The computed tomography angiography (CTA) Spot Sign is an effective means of predicting hematoma expansion (HE) in the context of spontaneous intracerebral hemorrhage (ICH). We investigated whether continuous CTA source images could differentiate the Spot Sign and blood vessels in the hematoma, and whether it would improve Spot Sign accuracy as an HE predictor. We screened for the presence of CTA Spot Sign in individuals affected by spontaneous ICH within 24 h of symptom development. Based on our findings, we determined the sensitivity, specificity, and positive/negative predictive values of this sign as a predictor of HE both on its own and following the exclusion of blood vessels. In addition, a receiver-operating characteristic approach was used to assess the accuracy of Spot Sign with and without elimination of vascular interference.

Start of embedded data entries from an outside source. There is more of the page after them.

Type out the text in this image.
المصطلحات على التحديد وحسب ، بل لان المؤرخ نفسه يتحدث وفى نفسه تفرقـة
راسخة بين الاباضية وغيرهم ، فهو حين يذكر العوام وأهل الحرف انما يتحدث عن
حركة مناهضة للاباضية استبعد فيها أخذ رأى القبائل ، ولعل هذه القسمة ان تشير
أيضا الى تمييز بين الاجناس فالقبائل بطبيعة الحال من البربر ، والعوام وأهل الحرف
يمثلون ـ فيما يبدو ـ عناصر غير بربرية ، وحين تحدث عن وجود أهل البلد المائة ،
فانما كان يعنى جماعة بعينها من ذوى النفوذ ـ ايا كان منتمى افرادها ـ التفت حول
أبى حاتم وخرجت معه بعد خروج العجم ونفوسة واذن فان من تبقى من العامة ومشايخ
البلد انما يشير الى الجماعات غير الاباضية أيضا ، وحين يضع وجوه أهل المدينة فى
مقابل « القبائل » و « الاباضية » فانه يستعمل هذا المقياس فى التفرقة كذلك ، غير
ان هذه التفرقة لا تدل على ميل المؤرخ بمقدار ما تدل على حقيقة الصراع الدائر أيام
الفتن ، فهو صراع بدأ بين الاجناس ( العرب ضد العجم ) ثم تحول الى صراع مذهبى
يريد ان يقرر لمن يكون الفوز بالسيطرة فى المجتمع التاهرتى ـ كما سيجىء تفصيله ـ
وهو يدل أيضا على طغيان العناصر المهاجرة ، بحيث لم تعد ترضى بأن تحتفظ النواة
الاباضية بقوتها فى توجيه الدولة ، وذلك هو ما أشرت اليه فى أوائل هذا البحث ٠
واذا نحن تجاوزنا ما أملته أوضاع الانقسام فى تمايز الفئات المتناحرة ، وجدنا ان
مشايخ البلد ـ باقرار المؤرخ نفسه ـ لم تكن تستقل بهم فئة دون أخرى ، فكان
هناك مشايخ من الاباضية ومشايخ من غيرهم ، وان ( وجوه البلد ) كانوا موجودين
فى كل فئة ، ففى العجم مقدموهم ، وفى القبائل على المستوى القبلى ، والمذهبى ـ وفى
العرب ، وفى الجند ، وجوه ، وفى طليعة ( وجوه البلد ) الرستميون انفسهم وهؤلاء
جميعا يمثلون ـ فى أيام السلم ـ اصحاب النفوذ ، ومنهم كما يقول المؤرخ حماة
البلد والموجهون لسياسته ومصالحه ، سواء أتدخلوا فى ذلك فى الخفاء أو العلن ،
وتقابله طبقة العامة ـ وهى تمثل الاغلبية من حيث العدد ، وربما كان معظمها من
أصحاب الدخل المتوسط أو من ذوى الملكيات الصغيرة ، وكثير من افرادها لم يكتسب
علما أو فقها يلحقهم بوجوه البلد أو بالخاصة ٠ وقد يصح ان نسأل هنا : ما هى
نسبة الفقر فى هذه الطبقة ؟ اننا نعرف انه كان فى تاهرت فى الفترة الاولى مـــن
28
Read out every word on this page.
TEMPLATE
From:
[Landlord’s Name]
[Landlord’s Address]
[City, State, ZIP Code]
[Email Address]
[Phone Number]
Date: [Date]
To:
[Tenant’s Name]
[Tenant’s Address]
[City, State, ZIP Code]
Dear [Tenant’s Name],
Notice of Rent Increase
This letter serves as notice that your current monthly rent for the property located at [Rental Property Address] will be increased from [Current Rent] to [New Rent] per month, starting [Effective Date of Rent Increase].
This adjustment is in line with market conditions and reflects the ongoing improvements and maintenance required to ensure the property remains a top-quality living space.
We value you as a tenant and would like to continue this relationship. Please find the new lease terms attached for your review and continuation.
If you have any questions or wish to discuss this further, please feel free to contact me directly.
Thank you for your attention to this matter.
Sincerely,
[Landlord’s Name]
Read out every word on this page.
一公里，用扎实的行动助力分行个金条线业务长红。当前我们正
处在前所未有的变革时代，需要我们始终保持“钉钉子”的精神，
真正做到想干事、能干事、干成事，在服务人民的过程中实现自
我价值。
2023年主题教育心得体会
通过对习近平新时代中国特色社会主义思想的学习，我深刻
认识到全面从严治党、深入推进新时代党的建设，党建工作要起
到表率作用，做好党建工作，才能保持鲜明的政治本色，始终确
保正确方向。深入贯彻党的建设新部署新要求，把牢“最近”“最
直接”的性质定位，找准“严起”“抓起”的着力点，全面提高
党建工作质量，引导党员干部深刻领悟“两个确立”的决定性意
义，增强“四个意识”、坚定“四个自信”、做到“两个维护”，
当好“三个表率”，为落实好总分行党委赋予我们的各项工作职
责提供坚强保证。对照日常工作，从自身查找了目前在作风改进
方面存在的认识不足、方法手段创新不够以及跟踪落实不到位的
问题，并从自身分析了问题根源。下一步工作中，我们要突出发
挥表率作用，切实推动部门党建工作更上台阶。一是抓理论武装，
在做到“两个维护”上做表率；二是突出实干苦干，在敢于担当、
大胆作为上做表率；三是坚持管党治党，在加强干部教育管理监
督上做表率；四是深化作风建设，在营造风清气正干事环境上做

A total of 265 patients were included in this study. The Spot Sign was observed in 100 patients, including in 29 patients wherein it was confirmed to be blood vessels as determined based upon continuous CTA source images. With respect to predicting HE, Spot Sign sensitivity, specificity, positive predictive values, and negative predictive values were 57%, 71%, 48% and 78%, respectively. Following the exclusion of blood vessels, these values were 57%, 87%, 68% and 81%, respectively. Spot Sign area under the curve after excluding blood vessels was 0.718, which was higher than that of the Spot Sign (0.638). After continuous CTA, source images are used to exclude blood vessels in the hematoma, the Spot Sign is thus more accurate in predicting HE.